してみると、両者は、その欧文字綴りにおいて、前者の4文字目における「K」の文字の有無に差異を有するものであって、わずか5文字と4文字からなる両商標は、そのレタリングの手法の相違をいうまでもなく、容易に、外観上判然と区別し得るものである。
(2)称呼について
次に、両者を称呼上からみるに、それぞれの構成文字に相応して、本件商標は「ルクスコ」の称呼が生じ、引用商標は「ルクスオ」の称呼を生ずるものとみて、差し支えないものである。
しかして、この両称呼は、末尾において「コ」と「オ」の音の差異を有しているところ、相違する両音は、前者が「後舌面を軟口蓋に接し破裂させて発する無声子音〔k〕と母音〔o〕との結合した響きの強い音」であるのに対し、後者は「唇の両端を少し中央に寄せ、舌を少し後方にひき、後舌面を軟口蓋に向かって高め、声帯の振動によって発する音」であり、また、前音「ス」と一体となって「ソー」のごとく聴取され得るものである。

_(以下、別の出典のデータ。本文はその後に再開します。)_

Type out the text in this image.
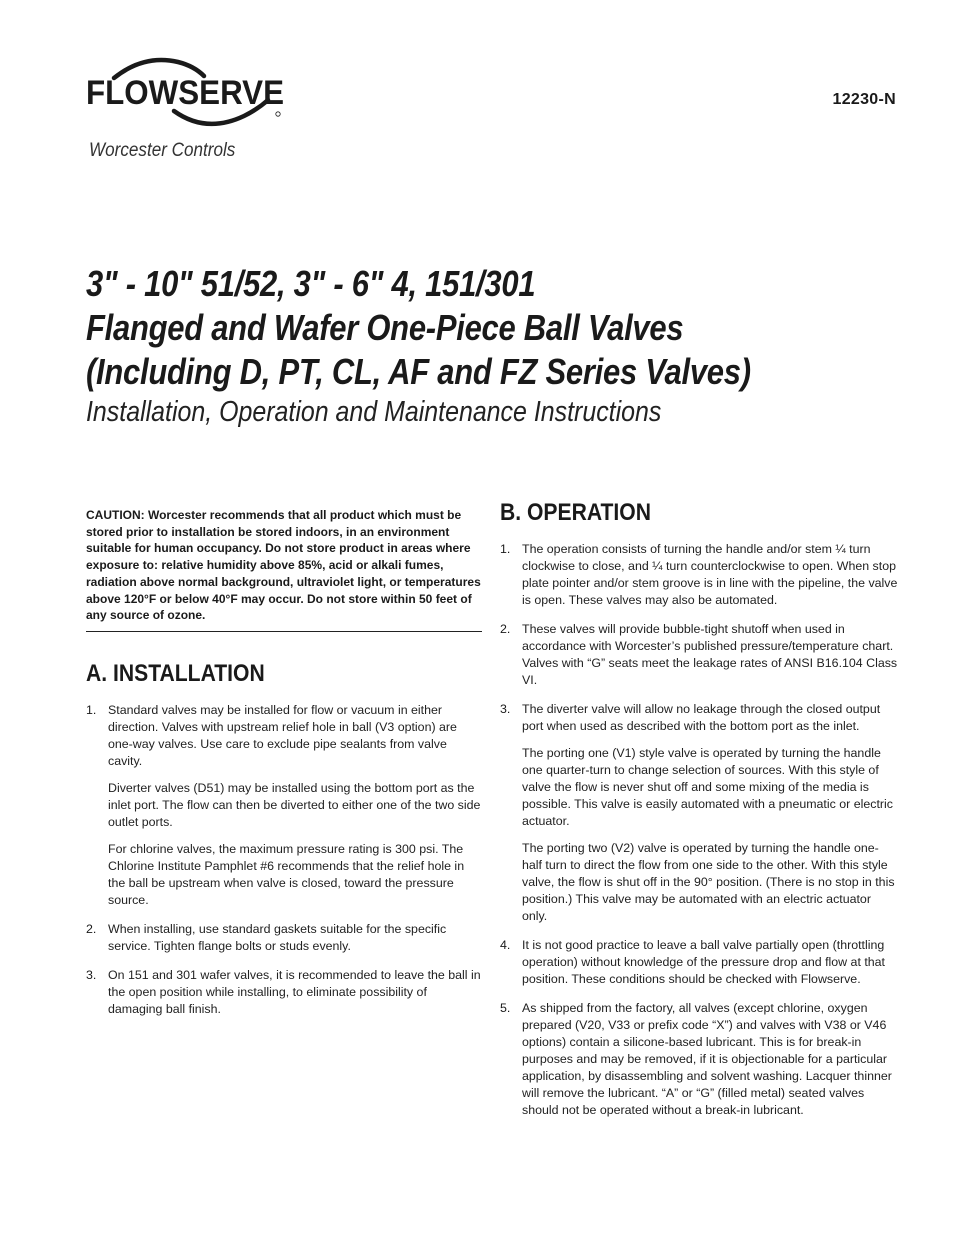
FLOWSERVE
Worcester Controls
12230-N
3" - 10" 51/52, 3" - 6" 4, 151/301
Flanged and Wafer One-Piece Ball Valves
(Including D, PT, CL, AF and FZ Series Valves)
Installation, Operation and Maintenance Instructions
CAUTION: Worcester recommends that all product which must be stored prior to installation be stored indoors, in an environment suitable for human occupancy. Do not store product in areas where exposure to: relative humidity above 85%, acid or alkali fumes, radiation above normal background, ultraviolet light, or temperatures above 120°F or below 40°F may occur. Do not store within 50 feet of any source of ozone.
A. INSTALLATION
1. Standard valves may be installed for flow or vacuum in either direction. Valves with upstream relief hole in ball (V3 option) are one-way valves. Use care to exclude pipe sealants from valve cavity.

Diverter valves (D51) may be installed using the bottom port as the inlet port. The flow can then be diverted to either one of the two side outlet ports.

For chlorine valves, the maximum pressure rating is 300 psi. The Chlorine Institute Pamphlet #6 recommends that the relief hole in the ball be upstream when valve is closed, toward the pressure source.

2. When installing, use standard gaskets suitable for the specific service. Tighten flange bolts or studs evenly.

3. On 151 and 301 wafer valves, it is recommended to leave the ball in the open position while installing, to eliminate possibility of damaging ball finish.

B. OPERATION
1. The operation consists of turning the handle and/or stem ¼ turn clockwise to close, and ¼ turn counterclockwise to open. When stop plate pointer and/or stem groove is in line with the pipeline, the valve is open. These valves may also be automated.

2. These valves will provide bubble-tight shutoff when used in accordance with Worcester’s published pressure/temperature chart. Valves with “G” seats meet the leakage rates of ANSI B16.104 Class VI.

3. The diverter valve will allow no leakage through the closed output port when used as described with the bottom port as the inlet.

The porting one (V1) style valve is operated by turning the handle one quarter-turn to change selection of sources. With this style of valve the flow is never shut off and some mixing of the media is possible. This valve is easily automated with a pneumatic or electric actuator.

The porting two (V2) valve is operated by turning the handle one-half turn to direct the flow from one side to the other. With this style valve, the flow is shut off in the 90° position. (There is no stop in this position.) This valve may be automated with an electric actuator only.

4. It is not good practice to leave a ball valve partially open (throttling operation) without knowledge of the pressure drop and flow at that position. These conditions should be checked with Flowserve.

5. As shipped from the factory, all valves (except chlorine, oxygen prepared (V20, V33 or prefix code “X”) and valves with V38 or V46 options) contain a silicone-based lubricant. This is for break-in purposes and may be removed, if it is objectionable for a particular application, by disassembling and solvent washing. Lacquer thinner will remove the lubricant. “A” or “G” (filled metal) seated valves should not be operated without a break-in lubricant.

してみれば、当該差異音は、その調音方法を異にする異質の音であり、この差異音が、4音という比較的短い音構成に及ぼす影響は大きいものであるから、両商標をそれぞれ一連に称呼したときは全体の音感、音調が異なったものとなり、彼此聞き誤るおそれはないものである。
(3)観念について
両商標は、いずれも既成の観念を有する語を表したものともいえないから、観念上両者を比較すべくもない。
(4)まとめ
以上のとおり、本件商標は、引用商標と外観、称呼及び観念のいずれの点においても非類似の商標といわなければならない。
したがって、本件商標は、商標法第4条第1項第11号に違反して登録されたものではないから、同法第43条の3第4項の規定に基づき、その登録を維持すべきである。
よって、結論のとおり決定する。